Nous autres hommes de l’Occident — nous autres Suisses déjà trop bien nourris, à ce qu’il paraît, nous n’aurons jamais assez faim ! La faim est un tyran pour l’Asiatique, mais pour nous, ce doit être une vocation.

Mais de quelle faim parlez-vous ? me dira-t-on. Je parle de la faim de la grande baleine. Non pas d’une faim qui ne serait jamais comblée par des nourritures abondantes, mais bien d’une faim qui, même comblée, ne s’avoue jamais rassasiée, parce qu’au-delà de toutes les choses, physiques, matérielles et charnelles, à travers elles, elle cherche et elle exige bien davantage : la joie, la liberté, la plénitude du sens et de l’amour, qui ne sont pas des choses mais la réalité !

Était-elle donc assez « matérialiste » notre baleine, qui ne pensait qu’à manger toujours plus ! On peut le croire jusqu’au terme de l’histoire. Et tout d’un coup, voici le sens de cette énorme faim qui se démasque ! Et avec lui, le sens dernier de toutes nos faims, le but final de tous nos souhaits grands ou petits. Il ne s’agit plus d’essayer — toujours en vain — d’être un peu moins matérialiste. Bien au contraire, il s’agit de comprendre vers quoi tendent en réalité nos désirs jamais satisfaits.

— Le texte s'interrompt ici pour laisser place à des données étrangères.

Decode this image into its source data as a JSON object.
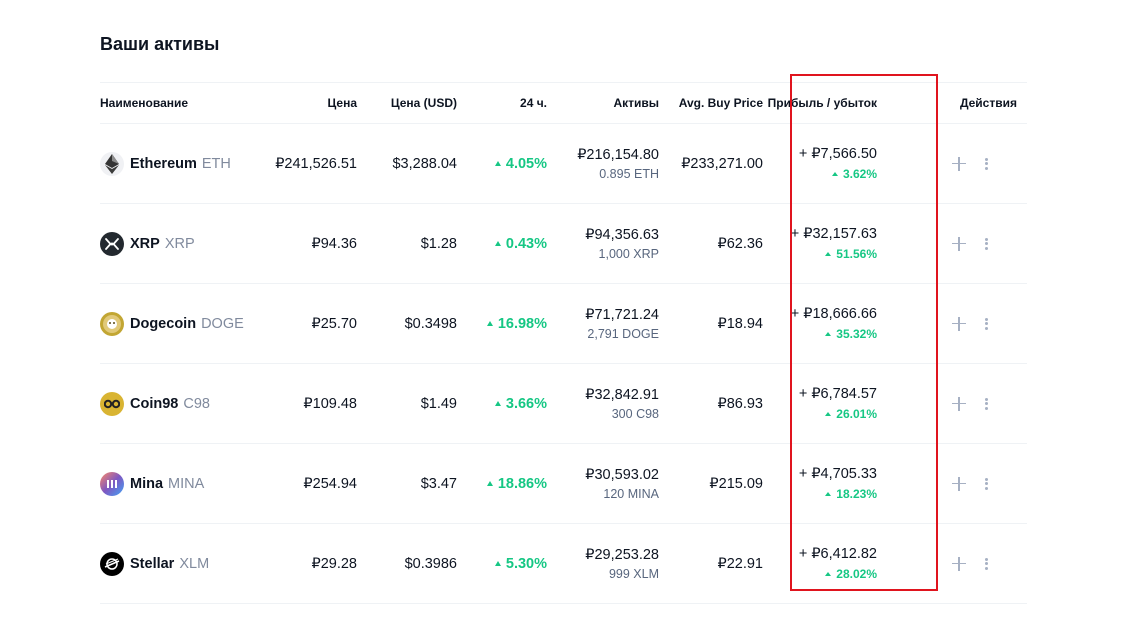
{
  "title": "Ваши активы",
  "headers": {
    "name": "Наименование",
    "price": "Цена",
    "price_usd": "Цена (USD)",
    "change_24h": "24 ч.",
    "holdings": "Активы",
    "avg_buy": "Avg. Buy Price",
    "profit_loss": "Прибыль / убыток",
    "actions": "Действия"
  },
  "colors": {
    "positive": "#16c784",
    "highlight_box": "#e0141e",
    "muted": "#808a9d"
  },
  "assets": [
    {
      "name": "Ethereum",
      "symbol": "ETH",
      "icon": "ethereum-icon",
      "price": "₽241,526.51",
      "price_usd": "$3,288.04",
      "change_24h": "4.05%",
      "holdings_value": "₽216,154.80",
      "holdings_amount": "0.895 ETH",
      "avg_buy": "₽233,271.00",
      "pl_value": "+ ₽7,566.50",
      "pl_pct": "3.62%"
    },
    {
      "name": "XRP",
      "symbol": "XRP",
      "icon": "xrp-icon",
      "price": "₽94.36",
      "price_usd": "$1.28",
      "change_24h": "0.43%",
      "holdings_value": "₽94,356.63",
      "holdings_amount": "1,000 XRP",
      "avg_buy": "₽62.36",
      "pl_value": "+ ₽32,157.63",
      "pl_pct": "51.56%"
    },
    {
      "name": "Dogecoin",
      "symbol": "DOGE",
      "icon": "dogecoin-icon",
      "price": "₽25.70",
      "price_usd": "$0.3498",
      "change_24h": "16.98%",
      "holdings_value": "₽71,721.24",
      "holdings_amount": "2,791 DOGE",
      "avg_buy": "₽18.94",
      "pl_value": "+ ₽18,666.66",
      "pl_pct": "35.32%"
    },
    {
      "name": "Coin98",
      "symbol": "C98",
      "icon": "coin98-icon",
      "price": "₽109.48",
      "price_usd": "$1.49",
      "change_24h": "3.66%",
      "holdings_value": "₽32,842.91",
      "holdings_amount": "300 C98",
      "avg_buy": "₽86.93",
      "pl_value": "+ ₽6,784.57",
      "pl_pct": "26.01%"
    },
    {
      "name": "Mina",
      "symbol": "MINA",
      "icon": "mina-icon",
      "price": "₽254.94",
      "price_usd": "$3.47",
      "change_24h": "18.86%",
      "holdings_value": "₽30,593.02",
      "holdings_amount": "120 MINA",
      "avg_buy": "₽215.09",
      "pl_value": "+ ₽4,705.33",
      "pl_pct": "18.23%"
    },
    {
      "name": "Stellar",
      "symbol": "XLM",
      "icon": "stellar-icon",
      "price": "₽29.28",
      "price_usd": "$0.3986",
      "change_24h": "5.30%",
      "holdings_value": "₽29,253.28",
      "holdings_amount": "999 XLM",
      "avg_buy": "₽22.91",
      "pl_value": "+ ₽6,412.82",
      "pl_pct": "28.02%"
    }
  ]
}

Il s’agit de ne jamais s’arrêter à l’apparence de nos satisfactions, et de vouloir toujours plus sans fin, jusqu’au vrai terme de toute l’histoire des hommes et de chacune de nos vies.

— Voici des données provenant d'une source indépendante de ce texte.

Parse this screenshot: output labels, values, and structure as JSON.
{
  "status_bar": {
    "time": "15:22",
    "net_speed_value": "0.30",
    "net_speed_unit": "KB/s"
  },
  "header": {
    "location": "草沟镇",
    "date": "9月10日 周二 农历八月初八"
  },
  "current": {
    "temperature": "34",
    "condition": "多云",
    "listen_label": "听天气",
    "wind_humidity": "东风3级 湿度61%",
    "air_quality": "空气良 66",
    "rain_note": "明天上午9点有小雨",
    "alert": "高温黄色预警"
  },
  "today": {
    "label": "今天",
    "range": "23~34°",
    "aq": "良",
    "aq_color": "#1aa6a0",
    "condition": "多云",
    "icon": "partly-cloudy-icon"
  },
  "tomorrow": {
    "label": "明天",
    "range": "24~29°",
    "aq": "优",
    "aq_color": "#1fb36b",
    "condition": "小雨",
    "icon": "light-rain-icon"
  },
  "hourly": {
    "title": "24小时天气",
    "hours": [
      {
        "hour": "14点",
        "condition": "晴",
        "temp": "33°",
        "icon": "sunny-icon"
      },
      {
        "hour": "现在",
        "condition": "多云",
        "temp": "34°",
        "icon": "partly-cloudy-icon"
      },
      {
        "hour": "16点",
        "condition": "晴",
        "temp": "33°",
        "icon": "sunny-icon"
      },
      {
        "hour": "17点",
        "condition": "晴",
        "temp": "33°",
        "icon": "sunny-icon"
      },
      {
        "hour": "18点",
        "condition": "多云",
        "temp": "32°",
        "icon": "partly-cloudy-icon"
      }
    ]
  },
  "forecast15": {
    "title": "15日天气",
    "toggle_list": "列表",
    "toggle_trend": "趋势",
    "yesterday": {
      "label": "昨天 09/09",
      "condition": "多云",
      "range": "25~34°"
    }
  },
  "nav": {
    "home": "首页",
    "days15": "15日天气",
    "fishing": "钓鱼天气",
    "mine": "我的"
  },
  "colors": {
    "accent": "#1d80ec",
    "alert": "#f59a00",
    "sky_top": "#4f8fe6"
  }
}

Dès qu’un homme attend de sa vie autre chose que sa seule subsistance ou durée, un peu plus, si peu que ce soit, et si peu clair que cela paraisse — je dis qu’il attend tout, et qu’il n’a pas raison d’attendre rien de moins que tout. Simplement, il n’ose pas se l’avouer.

Supposons qu’il se souhaite un poste de radio. « Un poste est un poste, pensera-t-il. Tout le monde en a, j’en veux un moi aussi. C’est tout, et qu’on ne vienne pas me raconter des histoires — cette histoire de baleine, par exemple ! — pour me faire croire que je ne sais pas ce que je veux. » Pourtant, il est bien clair qu’il ne le sait pas. Car un poste après tout, ce n’est qu’une caisse en bois avec des bouts de métal dedans. Ce que notre homme veut donc vraiment, c’est ce qui passe au travers : nouvelles, musique, chansons — autant d’ouvertures sur le monde !

Depuis des siècles, on ne cesse d’opposer, sans profit pour personne, je le crains, la vilain matérialiste et le bon idéaliste, comme s’il s’agissait là de deux espèces d’animaux totalement différents. Or il s’agit de deux types d’hommes. Étant hommes tous les deux, je sais bien sûr qu’ils veulent réellement les mêmes choses. Mais l’un dit : je veux le poste et c’est tout ; l’autre dit : je veux la musique. Le premier ne sait pas dire ce qu’il veut, car il est clair qu’il ne veut pas seulement une petite caisse. Le second sait ce qu’il veut, mais paraît oublier les moyens matériels de l’obtenir, car sans la caisse et le prix qu’elle coûte, il n’aurait pas non plus la musique. En vérité, les deux veulent une seule et même chose, qui n’est même pas une chose, et qui n’a pas de nom, mais qui est le vrai but de tout ce qu’on peut vouloir : plus de sens, plus de vraie liberté, plus de vie, plus de joie. Et c’est Dieu. (Quelques-uns se refusent à le nommer ainsi. Mais cela ne change rien à leur faim.)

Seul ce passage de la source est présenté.